岸田前首相襲撃、懲役10年 和歌山地裁、殺意を認定

2023年に和歌山市で岸田文雄前首相の演説会場に爆発物を投げ込んだとして、岸田氏らに対する殺人未遂や爆発物取締罰則違反など五つの罪に問われた無職木村隆二被告(25)の裁判員裁判の判決で、和歌山地裁は19日「現職総理大臣を狙ったことは社会全体に与えた不安感が大きい」として懲役10年(求刑懲役15年)を言い渡した。
福島恵子裁判長は判決理由で、人が死亡するかもしれないと認識しながら爆発物を投げ、未必的な殺意があったとし、殺人未遂罪の成立を認定。また爆発物取締罰則、銃刀法、火薬類取締法、公選法にそれぞれ違反した罪も有罪と判断した。

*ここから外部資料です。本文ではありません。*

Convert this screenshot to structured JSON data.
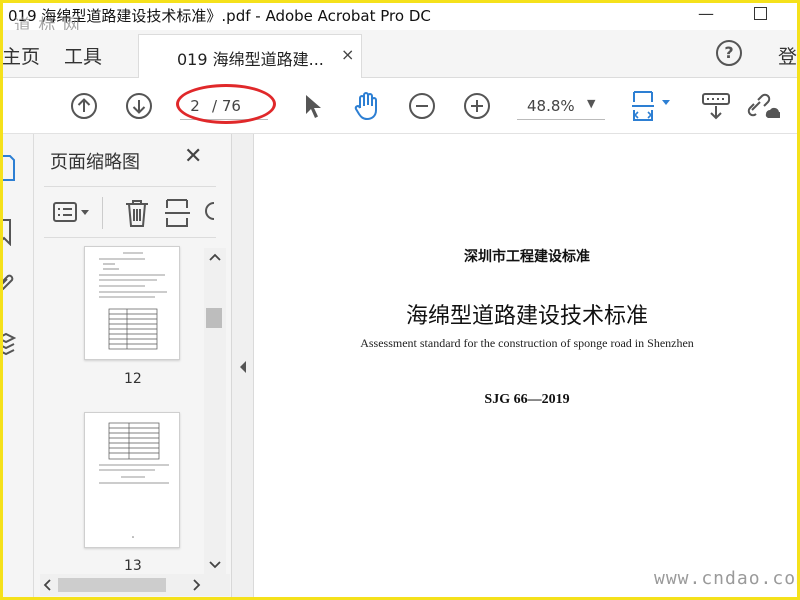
{
  "window": {
    "title": "019 海绵型道路建设技术标准》.pdf - Adobe Acrobat Pro DC",
    "watermark_logo": "道 标 网",
    "minimize": "—"
  },
  "tabs": {
    "home": "主页",
    "tools": "工具",
    "document": "019 海绵型道路建...",
    "close": "×",
    "help": "?",
    "login": "登"
  },
  "toolbar": {
    "page_current": "2",
    "page_total": "/ 76",
    "zoom": "48.8%",
    "zoom_caret": "▼"
  },
  "thumbnail_panel": {
    "title": "页面缩略图",
    "close": "✕",
    "pages": [
      {
        "label": "12"
      },
      {
        "label": "13"
      }
    ]
  },
  "document": {
    "org": "深圳市工程建设标准",
    "title": "海绵型道路建设技术标准",
    "subtitle_en": "Assessment standard for the construction of sponge road in Shenzhen",
    "code": "SJG 66—2019"
  },
  "footer_watermark": "www.cndao.com",
  "colors": {
    "frame": "#f5e11b",
    "accent_blue": "#2d7fd3",
    "annotation_red": "#e0282a"
  }
}
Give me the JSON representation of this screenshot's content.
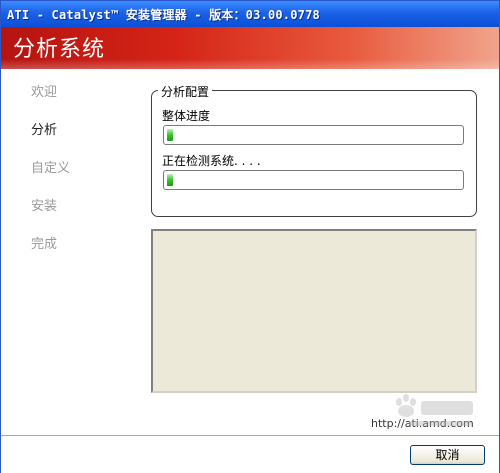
{
  "window": {
    "title": "ATI - Catalyst™ 安装管理器 - 版本：03.00.0778"
  },
  "banner": {
    "title": "分析系统"
  },
  "nav": {
    "items": [
      {
        "label": "欢迎",
        "state": "inactive"
      },
      {
        "label": "分析",
        "state": "active"
      },
      {
        "label": "自定义",
        "state": "inactive"
      },
      {
        "label": "安装",
        "state": "inactive"
      },
      {
        "label": "完成",
        "state": "inactive"
      }
    ]
  },
  "analysis": {
    "group_label": "分析配置",
    "overall": {
      "label": "整体进度",
      "progress_percent": 2
    },
    "detect": {
      "label": "正在检测系统. . . .",
      "progress_percent": 2
    }
  },
  "footer": {
    "url": "http://ati.amd.com",
    "cancel_label": "取消"
  },
  "colors": {
    "titlebar": "#1b62e8",
    "banner": "#d52417",
    "progress_fill": "#38c22f"
  }
}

裁判で被告は殺意を否認。選挙制度に不満を持ち、有名な政治家がいるところで注目を浴び、自分の考えを知ってもらおうとしたと動機を説明した。弁護側は殺人未遂と爆発物取締罰則違反の罪は成立せず、けがをした2人への傷害罪にとどまるとして懲役3年が妥当と主張していた。
検察側は、再現実験で爆発物が厚さ9ミリのベニヤ板を貫通し、殺傷能力が認められたとする警察職員の証言などから殺意はあったと指摘した。